Das Lokal des schwul-lesbischen Vereins Rosalila PantherInnen in Graz nach einer Sachbeschädigung
APA/ROSALILA PANTHERINNEN
Auch auf das Vereinslokal der Rosalila PantherInnen wurde ein Anschlag verübt

Es sei angezeigt, „das ganze Spektrum radikaler Kräfte und nicht nur Teile davon öffentlich zu benennen“, so Kickl, der gleichzeitig „den politischen Islam“ und „einen breiten Teil des linksradikalen Spektrums“ anprangerte, „wo unter dem Deckmantel der Israel-Kritik offen gegen Juden gehetzt wird“, so Kickl. Gerade gegen diese Spektren vermisse er jedoch die nötige Entschlossenheit, was auch damit zu tun haben könne, „dass es hier gewisse Anknüpfungspunkte beim kleineren Regierungspartner“ gebe.

Der Grazer IKG-Präsident Elie Rosen
APA/Erwin Scheriau
Rosen warnte am Sonntag vor Extremismen

„Niemand darf sich allzu sicher sein“

Rosen hatte am Sonntag bei einem gemeinsamen Auftritt mit Landeshauptmann Hermann Schützenhöfer, dem Grazer Bürgermeister Siegfried Nagl (beide ÖVP), Landeshauptmann-Stellvertreter Anton Lang (SPÖ) und Vizebürgermeister Mario Eustacchio (FPÖ) gesagt, dass die Mitglieder der jüdischen Gemeinde sehr betroffen seien: „Wir sind eine sehr kleine Gemeinde, die sehr solidarisch ist, und sie hofft, dass sie von Stadt und Land unterstützt wird und dass politische Signale kommen werden – und sie kommen.“

Den Mitgliedern sei es „wichtig, das Gefühl zu bekommen, wahrgenommen zu werden und auch gewollt zu sein“. Der Präsident der jüdischen Gemeinde sagte weiter: „Extremismen machen nicht halt: Wir haben es mit Antisemitismus und Homophobie zu tun.
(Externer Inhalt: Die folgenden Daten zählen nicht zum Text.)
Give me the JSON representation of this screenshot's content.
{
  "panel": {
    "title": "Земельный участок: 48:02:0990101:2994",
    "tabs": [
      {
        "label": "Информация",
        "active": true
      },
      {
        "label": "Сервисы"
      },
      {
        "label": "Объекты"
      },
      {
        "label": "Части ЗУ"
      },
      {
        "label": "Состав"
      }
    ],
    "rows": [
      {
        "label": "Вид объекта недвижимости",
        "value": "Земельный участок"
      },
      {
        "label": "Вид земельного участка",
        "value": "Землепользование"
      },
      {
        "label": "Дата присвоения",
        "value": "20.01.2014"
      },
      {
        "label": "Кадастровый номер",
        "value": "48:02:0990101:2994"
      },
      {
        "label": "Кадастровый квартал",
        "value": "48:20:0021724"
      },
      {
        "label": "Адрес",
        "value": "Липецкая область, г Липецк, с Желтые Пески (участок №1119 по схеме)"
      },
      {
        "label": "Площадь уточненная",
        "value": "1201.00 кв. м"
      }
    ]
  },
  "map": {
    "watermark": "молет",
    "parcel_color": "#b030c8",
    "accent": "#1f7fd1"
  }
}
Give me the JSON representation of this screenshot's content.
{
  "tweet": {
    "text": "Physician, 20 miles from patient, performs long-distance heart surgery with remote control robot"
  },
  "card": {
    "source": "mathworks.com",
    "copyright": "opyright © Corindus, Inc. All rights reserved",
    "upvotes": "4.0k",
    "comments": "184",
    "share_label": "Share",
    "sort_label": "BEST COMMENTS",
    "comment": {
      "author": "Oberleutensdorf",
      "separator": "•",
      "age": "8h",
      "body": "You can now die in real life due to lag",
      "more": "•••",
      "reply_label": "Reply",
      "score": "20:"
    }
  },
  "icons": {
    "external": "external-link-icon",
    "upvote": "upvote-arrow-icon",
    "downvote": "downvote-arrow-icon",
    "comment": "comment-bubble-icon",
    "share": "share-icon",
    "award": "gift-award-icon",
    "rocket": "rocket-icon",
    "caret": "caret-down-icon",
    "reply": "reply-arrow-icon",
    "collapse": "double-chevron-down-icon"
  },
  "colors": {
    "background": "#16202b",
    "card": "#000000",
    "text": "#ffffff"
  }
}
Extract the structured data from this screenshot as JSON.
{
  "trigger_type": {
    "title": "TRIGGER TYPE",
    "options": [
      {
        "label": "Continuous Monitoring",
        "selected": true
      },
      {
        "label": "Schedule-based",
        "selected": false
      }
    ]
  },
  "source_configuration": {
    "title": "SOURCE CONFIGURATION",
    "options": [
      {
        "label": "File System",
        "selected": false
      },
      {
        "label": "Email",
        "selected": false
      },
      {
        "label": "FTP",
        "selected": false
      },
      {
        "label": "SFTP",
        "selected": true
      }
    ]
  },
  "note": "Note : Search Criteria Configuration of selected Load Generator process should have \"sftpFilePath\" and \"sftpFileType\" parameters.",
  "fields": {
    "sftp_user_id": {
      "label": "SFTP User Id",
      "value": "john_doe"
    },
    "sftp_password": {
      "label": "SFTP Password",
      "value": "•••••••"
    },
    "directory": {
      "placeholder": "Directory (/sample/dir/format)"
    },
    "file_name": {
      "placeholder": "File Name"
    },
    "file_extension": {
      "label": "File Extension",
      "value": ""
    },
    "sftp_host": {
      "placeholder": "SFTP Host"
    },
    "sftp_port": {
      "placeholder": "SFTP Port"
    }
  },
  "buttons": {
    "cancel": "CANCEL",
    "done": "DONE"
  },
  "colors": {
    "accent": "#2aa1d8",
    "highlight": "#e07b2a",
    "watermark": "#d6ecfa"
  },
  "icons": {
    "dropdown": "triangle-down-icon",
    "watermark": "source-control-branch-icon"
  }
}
Das soll uns wachrütteln, dass so etwas schnell überschwappen kann und übergreift. Niemand darf sich allzu sicher sein. Umso mehr müssen wir gegen jede Art von Hass vorgehen. Wir, die jüdische Gemeinde, sind da auch nicht blind und sehen es nicht nur auf uns bezogen: Der Dominoeffekt ist recht rasch greifbar.“

Breite Solidarität

Die Attacke auf Rosen hatte nicht nur in Graz Bestürzung hervorgerufen. Von Bundespräsident Alexander Van der Bellen abwärts bekundeten Vertreterinnen und Vertreter aus Politik und Zivilgesellschaft ihre Solidarität. Noch Samstagnacht nahmen rund 30 Menschen an einer Mahnwache bei der Synagoge teil.

Sonntagabend fanden sich dann rund 200 Frauen und Männer zu einer Solidaritätskundgebung zusammen – darunter auch zahlreiche Regional- und Lokalpolitiker. Die Menschen marschierten vom Grazer Hauptbahnhof zur Synagoge und sangen: „Schulter an Schulter gegen Rassismus“. Auf den Schildern und Plakaten war „Never again“ und „Never forget, never again“ zu lesen – mehr dazu in religion.ORF.at.